Bearer of Bad News

So, it finally happened: There were too many problems you couldn’t overcome, and you had to let an employee go. Firing someone is one of the hardest things managers have to do, but the trouble doesn’t end after the former employee leaves the building. Even if the termination is not a surprise to you or the employee, it can be a surprise to your team. Handle this next stage carefully, or you might create more problems than you solve.

Avoid the Cone of Silence
“Out of sight, out of mind” never works. If you try to sweep a termination under the rug, you’ll only encourage gossip, which will erode your team’s trust in management. Remaining employees may worry about their job security and look for employment elsewhere. Communicate with the rest of your team quickly. Within 24 hours, you should hold a small meeting or send an email explaining the situation.

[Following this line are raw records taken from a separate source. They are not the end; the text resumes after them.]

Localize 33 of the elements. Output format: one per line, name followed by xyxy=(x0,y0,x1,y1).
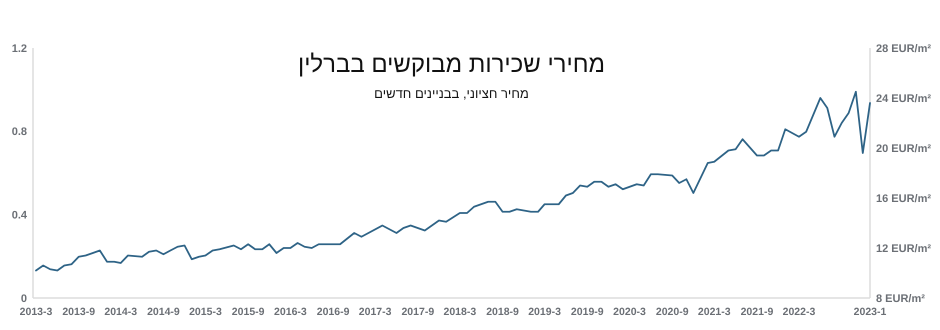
y2-tick-label: 20 EUR/m² xyxy=(876,142,932,155)
y-tick-label: 0 xyxy=(20,292,27,305)
y2-tick-label: 12 EUR/m² xyxy=(876,242,932,255)
x-tick-label: 2013-3 xyxy=(20,306,53,318)
x-tick-label: 2019-9 xyxy=(570,306,604,318)
x-tick-label: 2014-3 xyxy=(104,306,138,318)
x-tick-label: 2014-9 xyxy=(147,306,180,318)
y2-tick-label: 8 EUR/m² xyxy=(876,292,926,305)
x-tick-label: 2017-3 xyxy=(358,306,392,318)
x-tick-label: 2016-3 xyxy=(274,306,307,318)
x-tick-label: 2021-9 xyxy=(740,306,774,318)
x-tick-label: 2013-9 xyxy=(62,306,96,318)
line-series xyxy=(35,90,871,272)
x-tick-label: 2016-9 xyxy=(316,306,350,318)
x-tick-label: 2017-9 xyxy=(401,306,434,318)
y-tick-label: 1.2 xyxy=(12,42,27,55)
y2-tick-label: 28 EUR/m² xyxy=(876,42,932,55)
x-tick-label: 2015-3 xyxy=(189,306,222,318)
y2-tick-label: 24 EUR/m² xyxy=(876,92,932,105)
y-tick-label: 0.4 xyxy=(12,210,28,222)
x-tick-label: 2015-9 xyxy=(232,306,265,318)
x-tick-label: 2023-1 xyxy=(854,306,887,318)
y2-tick-label: 16 EUR/m² xyxy=(876,192,932,205)
x-tick-label: 2020-3 xyxy=(613,306,646,318)
x-tick-label: 2018-9 xyxy=(486,306,520,318)
text: מחיר חציוני, בבניינים חדשים xyxy=(374,86,529,101)
chart-title: מחירי שכירות מבוקשים בברלין xyxy=(298,51,606,78)
x-tick-label: 2021-3 xyxy=(698,306,731,318)
x-tick-label: 2020-9 xyxy=(656,306,689,318)
x-tick-label: 2018-3 xyxy=(443,306,476,318)
x-tick-label: 2022-3 xyxy=(782,306,816,318)
x-tick-label: 2019-3 xyxy=(528,306,562,318)
y-tick-label: 0.8 xyxy=(12,126,27,138)
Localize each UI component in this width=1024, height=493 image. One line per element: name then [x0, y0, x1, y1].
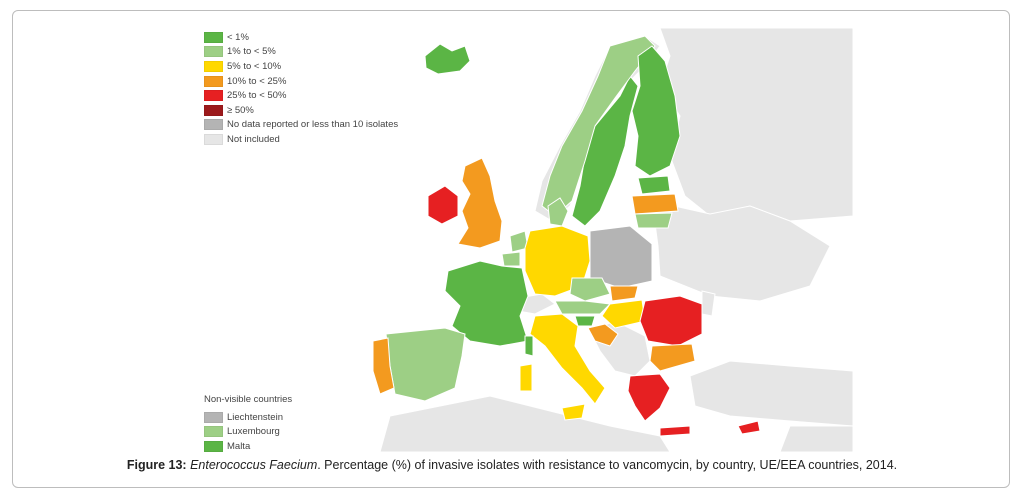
legend-label: 1% to < 5% [227, 46, 276, 58]
legend-swatch [204, 90, 223, 102]
legend-swatch [204, 133, 223, 145]
country-greece [627, 373, 671, 422]
country-sardinia [519, 363, 533, 392]
legend-item: 5% to < 10% [204, 59, 398, 74]
non-visible-title: Non-visible countries [204, 394, 293, 405]
region-north-africa [379, 395, 671, 452]
legend-swatch [204, 104, 223, 116]
country-denmark [547, 197, 569, 227]
legend-item: ≥ 50% [204, 103, 398, 118]
greek-islands [659, 425, 691, 437]
region-russia-north [659, 27, 853, 222]
country-croatia [587, 323, 619, 347]
legend-item: Liechtenstein [204, 410, 292, 425]
legend-item: < 1% [204, 30, 398, 45]
country-sicily [561, 403, 586, 421]
figure-species: Enterococcus Faecium [190, 458, 318, 472]
country-romania [639, 295, 703, 347]
legend-label: Luxembourg [227, 426, 280, 438]
legend-swatch [204, 75, 223, 87]
country-bulgaria [649, 343, 696, 372]
country-spain [385, 327, 466, 402]
non-visible-legend: Non-visible countries Liechtenstein Luxe… [204, 394, 292, 454]
legend-label: 5% to < 10% [227, 60, 282, 72]
legend-swatch [204, 426, 223, 438]
country-corsica [524, 335, 534, 357]
country-austria [554, 300, 612, 315]
country-latvia [631, 193, 679, 215]
legend-label: No data reported or less than 10 isolate… [227, 119, 399, 131]
country-cyprus [737, 420, 761, 435]
legend-item: Malta [204, 439, 292, 454]
country-italy [529, 313, 606, 405]
legend-item: 25% to < 50% [204, 88, 398, 103]
legend-label: Liechtenstein [227, 411, 283, 423]
figure-caption: Figure 13: Enterococcus Faecium. Percent… [0, 458, 1024, 472]
figure-label: Figure 13: [126, 458, 187, 472]
figure-caption-text: . Percentage (%) of invasive isolates wi… [317, 458, 898, 472]
map-legend: < 1% 1% to < 5% 5% to < 10% 10% to < 25%… [204, 30, 398, 147]
country-slovenia [574, 315, 596, 327]
map-svg [372, 27, 853, 452]
legend-label: 10% to < 25% [227, 75, 287, 87]
legend-swatch [204, 411, 223, 423]
legend-swatch [204, 46, 223, 58]
region-turkey [689, 360, 853, 427]
legend-item: Not included [204, 132, 398, 147]
legend-label: Not included [227, 133, 280, 145]
legend-swatch [204, 31, 223, 43]
europe-map [190, 16, 853, 452]
region-belarus-ukraine [651, 200, 831, 302]
legend-swatch [204, 60, 223, 72]
legend-item: 10% to < 25% [204, 74, 398, 89]
country-slovakia [609, 285, 639, 302]
legend-swatch [204, 119, 223, 131]
legend-item: No data reported or less than 10 isolate… [204, 118, 398, 133]
country-estonia [637, 175, 671, 195]
legend-item: Luxembourg [204, 425, 292, 440]
country-uk [457, 157, 503, 249]
legend-swatch [204, 440, 223, 452]
country-belgium [501, 251, 521, 267]
legend-label: ≥ 50% [227, 104, 254, 116]
legend-label: < 1% [227, 31, 249, 43]
country-hungary [601, 299, 646, 329]
country-portugal [372, 337, 395, 395]
region-near-east [779, 425, 853, 452]
region-moldova [701, 290, 716, 317]
legend-label: 25% to < 50% [227, 90, 287, 102]
legend-item: 1% to < 5% [204, 45, 398, 60]
country-finland [631, 45, 681, 177]
country-ireland [427, 185, 459, 225]
country-czech [569, 277, 611, 302]
legend-label: Malta [227, 440, 251, 452]
country-lithuania [634, 212, 673, 229]
country-iceland [424, 43, 471, 75]
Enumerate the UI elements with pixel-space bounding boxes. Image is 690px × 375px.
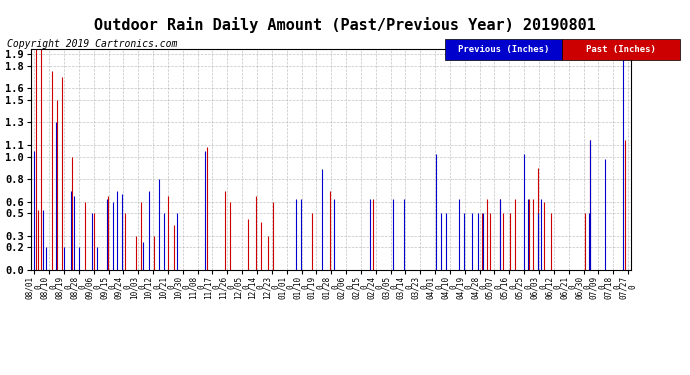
Text: Previous (Inches): Previous (Inches) [458,45,549,54]
Text: Copyright 2019 Cartronics.com: Copyright 2019 Cartronics.com [7,39,177,50]
Text: Outdoor Rain Daily Amount (Past/Previous Year) 20190801: Outdoor Rain Daily Amount (Past/Previous… [94,17,596,33]
Text: Past (Inches): Past (Inches) [586,45,656,54]
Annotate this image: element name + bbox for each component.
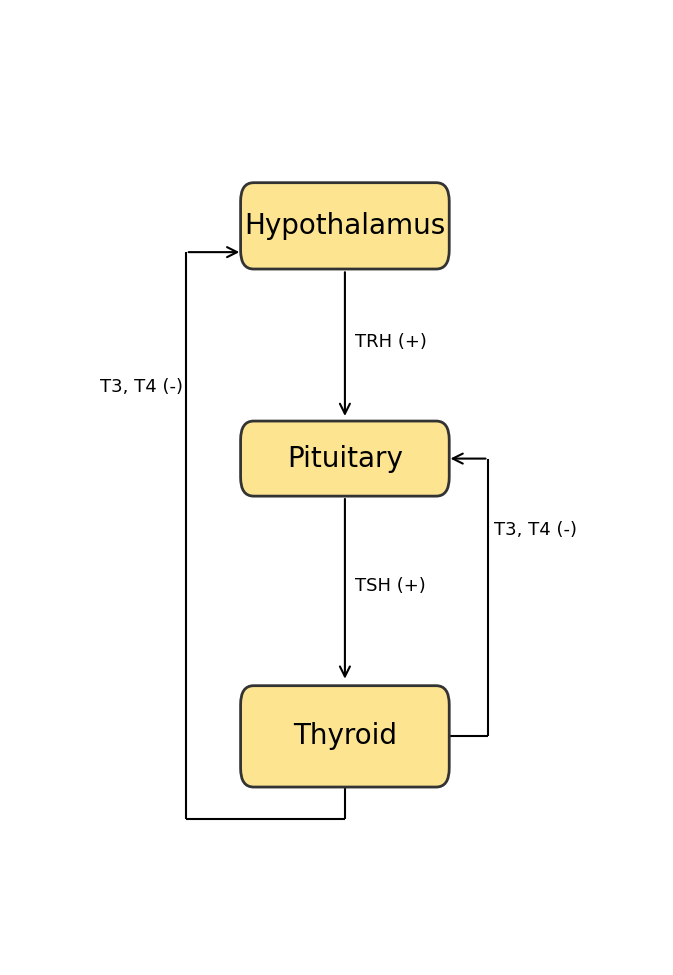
Text: T3, T4 (-): T3, T4 (-) <box>100 378 183 396</box>
Text: Pituitary: Pituitary <box>287 445 403 473</box>
FancyBboxPatch shape <box>241 182 450 269</box>
Text: Hypothalamus: Hypothalamus <box>244 212 446 240</box>
Text: TSH (+): TSH (+) <box>355 577 426 595</box>
FancyBboxPatch shape <box>241 685 450 787</box>
FancyBboxPatch shape <box>241 421 450 496</box>
Text: T3, T4 (-): T3, T4 (-) <box>493 521 577 539</box>
Text: TRH (+): TRH (+) <box>355 333 427 351</box>
Text: Thyroid: Thyroid <box>293 722 397 751</box>
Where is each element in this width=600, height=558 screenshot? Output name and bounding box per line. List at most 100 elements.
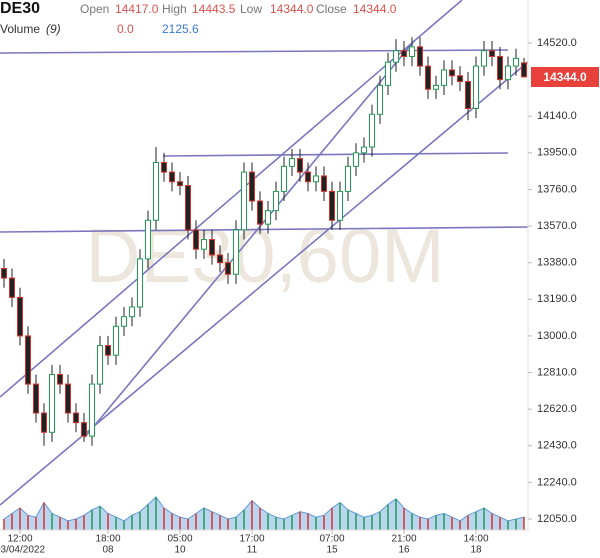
- candle-body: [417, 46, 423, 67]
- candle-body: [257, 200, 263, 225]
- candle-body: [449, 69, 455, 77]
- candle-body: [73, 412, 79, 424]
- candle-body: [441, 69, 447, 86]
- y-tick-label: 12050.0: [537, 513, 577, 525]
- candle-body: [89, 383, 95, 437]
- x-tick-date: 15: [326, 545, 338, 556]
- candle-body: [97, 345, 103, 385]
- candle-body: [217, 254, 223, 264]
- y-tick-label: 12430.0: [537, 440, 577, 452]
- candle-body: [161, 161, 167, 173]
- y-tick-label: 14140.0: [537, 110, 577, 122]
- candle-body: [105, 345, 111, 356]
- symbol: DE30: [0, 0, 40, 17]
- candle-body: [9, 277, 15, 298]
- candle-body: [233, 229, 239, 275]
- x-tick-date: 16: [398, 545, 410, 556]
- trend-line: [0, 226, 529, 233]
- candle-body: [297, 158, 303, 173]
- volume-period: (9): [46, 22, 61, 36]
- candle-body: [329, 190, 335, 221]
- price-tag: 14344.0: [543, 70, 587, 84]
- candle-body: [249, 171, 255, 202]
- candle-body: [201, 239, 207, 250]
- x-tick-date: 18: [470, 545, 482, 556]
- y-tick-label: 13570.0: [537, 220, 577, 232]
- x-tick-date: 11: [247, 545, 258, 556]
- candle-body: [489, 50, 495, 57]
- candle-body: [393, 50, 399, 63]
- candle-body: [137, 258, 143, 308]
- candle-body: [241, 171, 247, 231]
- candle-body: [33, 383, 39, 414]
- candle-body: [321, 175, 327, 192]
- x-tick-label: 07:00: [319, 534, 344, 545]
- candle-body: [121, 316, 127, 327]
- candle-body: [281, 165, 287, 192]
- trend-line: [0, 49, 509, 54]
- candle-body: [465, 81, 471, 110]
- candle-body: [457, 75, 463, 83]
- volume-value: 0.0: [117, 22, 134, 36]
- candle-body: [193, 229, 199, 250]
- y-tick-label: 14520.0: [537, 37, 577, 49]
- candle-body: [81, 422, 87, 437]
- x-tick-date: 10: [174, 545, 186, 556]
- x-tick-date: 08: [102, 545, 114, 556]
- candle-body: [209, 239, 215, 256]
- candle-body: [401, 50, 407, 57]
- y-tick-label: 13760.0: [537, 183, 577, 195]
- candle-body: [41, 412, 47, 433]
- candle-body: [513, 57, 519, 67]
- candle-body: [65, 383, 71, 414]
- candle-body: [25, 335, 31, 385]
- y-tick-label: 12810.0: [537, 366, 577, 378]
- x-tick-label: 12:00: [7, 534, 32, 545]
- volume-value: 2125.6: [162, 22, 199, 36]
- x-tick-label: 14:00: [463, 534, 488, 545]
- candle-body: [369, 113, 375, 148]
- y-tick-label: 12240.0: [537, 476, 577, 488]
- trend-line: [84, 39, 416, 438]
- candle-body: [377, 84, 383, 115]
- y-tick-label: 13190.0: [537, 293, 577, 305]
- candle-body: [177, 181, 183, 187]
- close-value: 14344.0: [353, 2, 397, 16]
- candle-body: [57, 373, 63, 385]
- trend-line: [0, 0, 463, 398]
- candle-body: [473, 65, 479, 110]
- y-tick-label: 12620.0: [537, 403, 577, 415]
- x-tick-label: 21:00: [391, 534, 416, 545]
- x-tick-label: 05:00: [167, 534, 192, 545]
- candle-body: [145, 219, 151, 260]
- high-value: 14443.5: [192, 2, 236, 16]
- candle-body: [345, 165, 351, 192]
- y-tick-label: 13380.0: [537, 257, 577, 269]
- price-tag-box: [531, 67, 599, 87]
- candle-body: [273, 190, 279, 212]
- candle-body: [361, 146, 367, 154]
- x-tick-label: 17:00: [239, 534, 264, 545]
- trend-line: [162, 152, 509, 157]
- candle-body: [1, 267, 7, 279]
- volume-area: [3, 496, 525, 531]
- candle-body: [353, 152, 359, 167]
- candle-body: [521, 62, 527, 78]
- candle-body: [409, 46, 415, 57]
- x-tick-label: 18:00: [95, 534, 120, 545]
- open-label: Open: [80, 2, 109, 16]
- volume-label: Volume: [0, 22, 40, 36]
- candle-body: [425, 65, 431, 90]
- candle-body: [337, 190, 343, 221]
- close-label: Close: [316, 2, 347, 16]
- candle-body: [313, 175, 319, 183]
- candle-body: [17, 296, 23, 337]
- candle-body: [505, 65, 511, 81]
- high-label: High: [162, 2, 187, 16]
- candle-body: [225, 262, 231, 275]
- open-value: 14417.0: [115, 2, 159, 16]
- candle-body: [305, 171, 311, 183]
- candle-body: [497, 55, 503, 81]
- low-label: Low: [240, 2, 262, 16]
- candle-body: [385, 61, 391, 86]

Choose Your Words Carefully
While it’s important to be as transparent as possible, your former employee has a right to privacy, and you don’t want to leave yourself open to legal action or be viewed as unprofessional. Resist the urge to criticize, and share only the facts. Consider saying something like “Kevin’s last day was yesterday. We will look for someone to fill the position right away, but for the time being, his work will be spread between Jasper and Victoria. If you have any questions, you can speak to your direct manager.”

Have an Open-Door Policy
If the former employee was close to their coworkers, remaining members of your team may be upset by the departure. Let your team know that they can come talk to you if they have questions. If an employee gossips about the termination, nip this in the bud by inviting them to your office to ask you questions directly. Remind them that you cannot discuss the details of the other employee’s termination, but ask what concerns they have, and address those concerns to the best of your abilities.

It would be nice if you never had to fire anyone, but those odds are slim. The best thing to do is stay calm, have a plan in place, and address each situation with respect for the sake of your team.